VSTRAT and VPSU were created so that there was a minimum of 7 NLSY97 respondents within a VSTRAT/VPSU cell. However, if all respondents within a cell are missing on a variable, it will be impossible to calculate the standard error. If the dataset is subset (to males or females, for example), this error becomes more likely to happen.
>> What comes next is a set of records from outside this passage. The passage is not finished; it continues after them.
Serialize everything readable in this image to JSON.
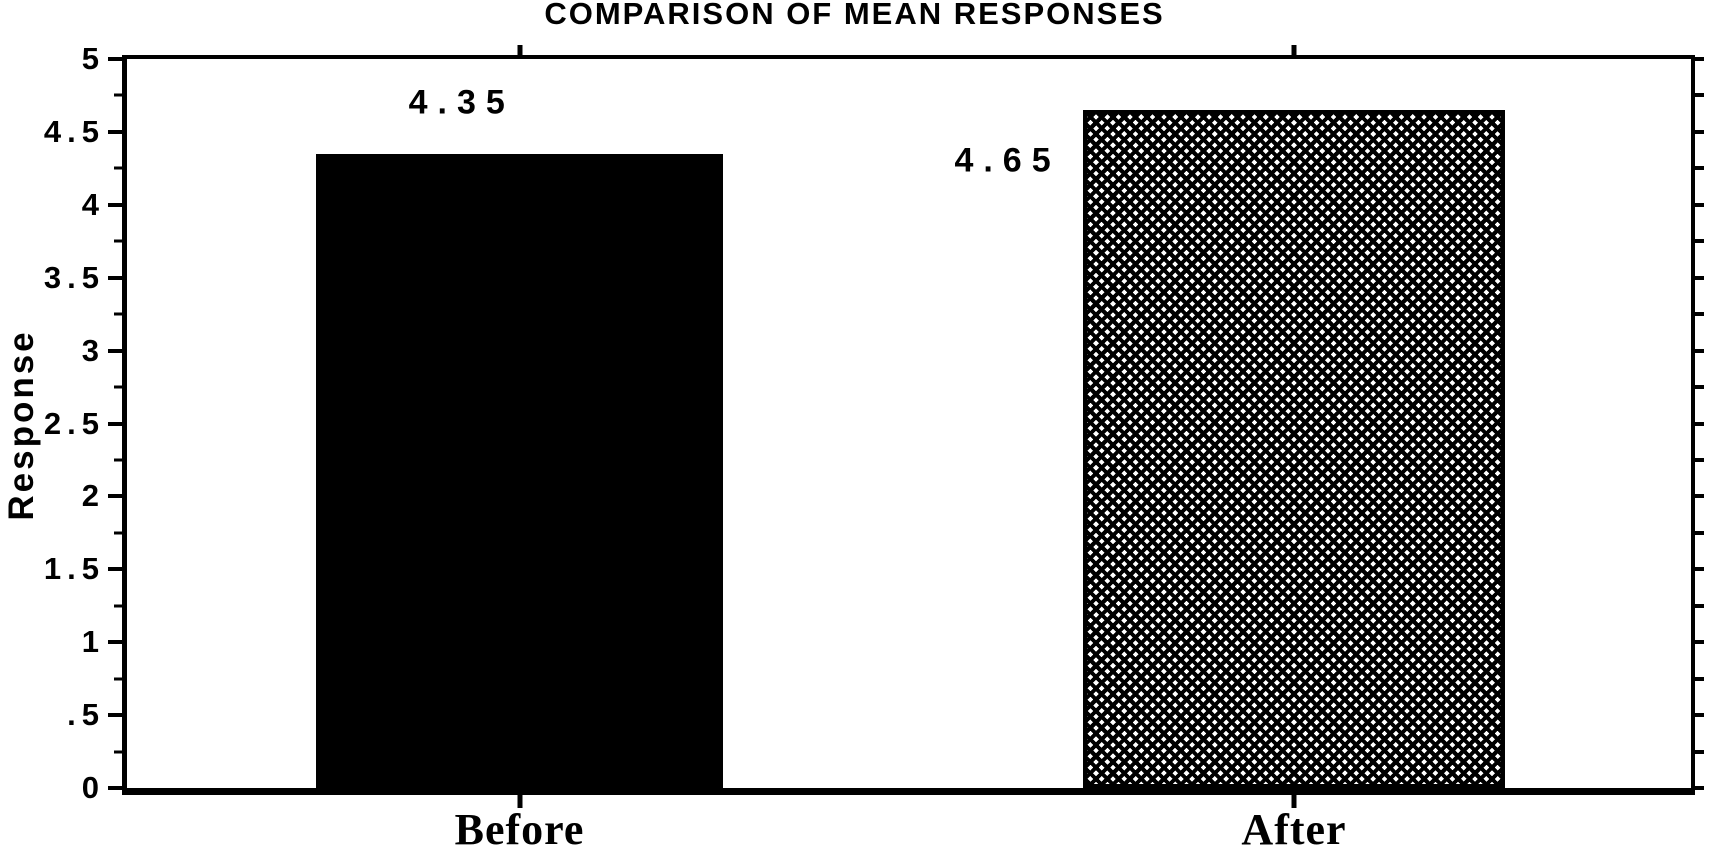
{
  "colors": {
    "foreground": "#000000",
    "background": "#ffffff"
  },
  "chart_data": {
    "type": "bar",
    "title": "COMPARISON OF MEAN RESPONSES",
    "categories": [
      "Before",
      "After"
    ],
    "values": [
      4.35,
      4.65
    ],
    "value_labels": [
      "4.35",
      "4.65"
    ],
    "bar_fills": [
      "solid-black",
      "diagonal-crosshatch"
    ],
    "xlabel": "",
    "ylabel": "Response",
    "ylim": [
      0,
      5
    ],
    "ytick_values": [
      0,
      0.5,
      1,
      1.5,
      2,
      2.5,
      3,
      3.5,
      4,
      4.5,
      5
    ],
    "ytick_labels": [
      "0",
      ".5",
      "1",
      "1.5",
      "2",
      "2.5",
      "3",
      "3.5",
      "4",
      "4.5",
      "5"
    ],
    "minor_ytick_interval": 0.25,
    "grid": false,
    "legend": "none",
    "frame": "full-box",
    "tick_style": "outward"
  }
}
The best workaround is to merge two VSTRATA together to eliminate this problem (the VSTRATA are ordered so that similar VSTRATA are numerically consecutive). To diagnose the problem, run a frequency of the data by VSTRAT/VPSU and look for VSTRAT values with only one VPSU with respondents. Here is an example:

VSTRAT	VPSU	# of cases
…	…	…
x-1	1	3
x-1	2	5
X	1	4
x+1	1	6
x+1	2	4
…	…	…

The error occurs because VSTRAT = x has four cases with VPSU=1 but none with VPSU=2. This prevents Stata from calculating the variance for this strata (it has nothing to compare VPSU=1 with). The cases were sorted by VSTRAT and VPSU so that the most similar VSTRATA are numbered consecutively and the most similar cases are always within the two VPSU values of one VSTRAT value. The easiest solution is therefore to make room for VSTRAT x within VSTRAT x-1 by combining the two VPSUs within VSTRAT x-1. Then, the VSTRAT x cases are moved to the other VSPU value within VSTRAT x-1. Note that VSTRAT x-1 is chosen instead of VSTRAT x+1 in this example because VSTRAT x-1 has fewer total cases (8) than VSTRAT x+1 (10). In some, but not all cases, the VPSU 1 cases in VSTRAT x are "more similar" to the VSTRAT x-1 cases than the VSTRAT x+1 cases. Here are the two programming steps:

If VSTRAT = x-1 and VPSU = 2 then VPSU=1
If VSTRAT = x then VSTRAT=x-1 and VPSU=2.

Here is the revised frequency:

VSTRAT	VPSU	# of cases
…	…	…
x-1	1	8
x-1	2	4
x+1	1	6
x+1	2	4
…	…	…

This eliminates the "stratum with a single sampling unit." In severe cases of data subsets, this step may be required more than once, although this may also indicate that the "clustering" has been removed (by using less than 10 percent of the total sample, for example).